New Brain Disorder Identified

Beyond autism, the study also describes a new neurodevelopmental disorder linked to mutations in the gene PEDS1. This gene is required for the production of plasmalogens, specialized membrane lipids that are abundant in myelin, the insulating layer around nerve fibers. In the CRISPR screen, PEDS1 emerged as crucial for nerve cell formation, with its loss leading to reduced brain size.

Genetic analyses of two unrelated families revealed rare PEDS1 mutations in children with severe developmental delay and abnormally small brains. Follow-up experiments confirmed that inactivating PEDS1 disrupts normal brain development, including the generation and migration of neurons, providing a clear mechanistic explanation for the clinical features observed.

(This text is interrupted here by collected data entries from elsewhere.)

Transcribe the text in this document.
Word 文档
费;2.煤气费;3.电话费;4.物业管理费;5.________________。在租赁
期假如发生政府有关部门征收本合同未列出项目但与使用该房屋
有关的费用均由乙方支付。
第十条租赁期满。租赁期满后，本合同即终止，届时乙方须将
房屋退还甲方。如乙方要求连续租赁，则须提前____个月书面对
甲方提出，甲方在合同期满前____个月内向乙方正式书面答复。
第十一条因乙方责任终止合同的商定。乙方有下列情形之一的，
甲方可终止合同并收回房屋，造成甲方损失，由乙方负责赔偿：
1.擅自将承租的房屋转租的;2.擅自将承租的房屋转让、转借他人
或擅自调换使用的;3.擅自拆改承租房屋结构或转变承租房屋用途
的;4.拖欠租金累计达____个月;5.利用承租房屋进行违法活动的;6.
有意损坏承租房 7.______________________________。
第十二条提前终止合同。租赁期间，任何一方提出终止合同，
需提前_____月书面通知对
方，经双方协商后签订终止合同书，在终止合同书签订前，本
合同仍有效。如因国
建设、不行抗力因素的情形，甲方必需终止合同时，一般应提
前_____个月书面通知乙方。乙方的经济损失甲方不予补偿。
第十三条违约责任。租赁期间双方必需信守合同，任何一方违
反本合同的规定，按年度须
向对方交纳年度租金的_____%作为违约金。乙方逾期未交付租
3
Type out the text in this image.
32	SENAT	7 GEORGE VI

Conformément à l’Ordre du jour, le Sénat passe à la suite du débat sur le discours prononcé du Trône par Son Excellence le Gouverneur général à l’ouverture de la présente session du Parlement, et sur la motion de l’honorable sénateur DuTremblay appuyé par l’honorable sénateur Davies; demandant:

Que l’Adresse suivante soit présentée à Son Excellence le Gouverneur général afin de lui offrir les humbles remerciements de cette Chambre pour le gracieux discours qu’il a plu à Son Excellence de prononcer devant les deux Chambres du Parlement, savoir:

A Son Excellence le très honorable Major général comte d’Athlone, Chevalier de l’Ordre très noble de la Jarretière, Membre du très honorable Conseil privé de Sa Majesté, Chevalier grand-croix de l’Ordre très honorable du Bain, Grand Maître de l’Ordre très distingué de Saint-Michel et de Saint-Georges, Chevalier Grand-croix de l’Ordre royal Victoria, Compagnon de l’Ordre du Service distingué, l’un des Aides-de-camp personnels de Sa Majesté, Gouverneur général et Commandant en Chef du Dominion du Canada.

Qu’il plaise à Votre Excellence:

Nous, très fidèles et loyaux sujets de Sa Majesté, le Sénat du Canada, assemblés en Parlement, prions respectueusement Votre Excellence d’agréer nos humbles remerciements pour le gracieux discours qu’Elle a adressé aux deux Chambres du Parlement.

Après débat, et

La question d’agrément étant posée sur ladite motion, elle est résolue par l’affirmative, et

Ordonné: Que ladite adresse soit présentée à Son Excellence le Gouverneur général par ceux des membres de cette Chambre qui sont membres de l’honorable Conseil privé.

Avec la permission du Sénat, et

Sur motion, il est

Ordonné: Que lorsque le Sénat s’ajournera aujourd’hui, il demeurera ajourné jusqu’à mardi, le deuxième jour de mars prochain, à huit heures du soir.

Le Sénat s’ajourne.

In addition to identifying disease genes, the research sheds light on inheritance patterns. The team found that genes involved in regulating transcription and chromatin are more often linked to dominant disorders, where a mutation in a single gene copy is sufficient to cause disease. Metabolic genes, such as PEDS1, are more commonly associated with recessive disorders that require mutations in both copies of the gene. This relationship could help clinicians prioritize candidate genes when interpreting genetic test results.

The researchers have also made their findings widely accessible by launching an open online database that includes the full results of the CRISPR screen. Shifman credited PhD student Alana Amelan with driving the initiative. “We wanted our findings to serve the entire scientific community,” he explained.

Looking ahead, Shifman said the essentiality map will serve as a platform for future discoveries. “The natural next step is to use the essentiality map as a discovery platform,” he told TPS-IL, adding that his lab is now focusing on the mechanisms of specific autism genes, sex differences in diagnosis, and the biological basis of autism’s wide clinical diversity.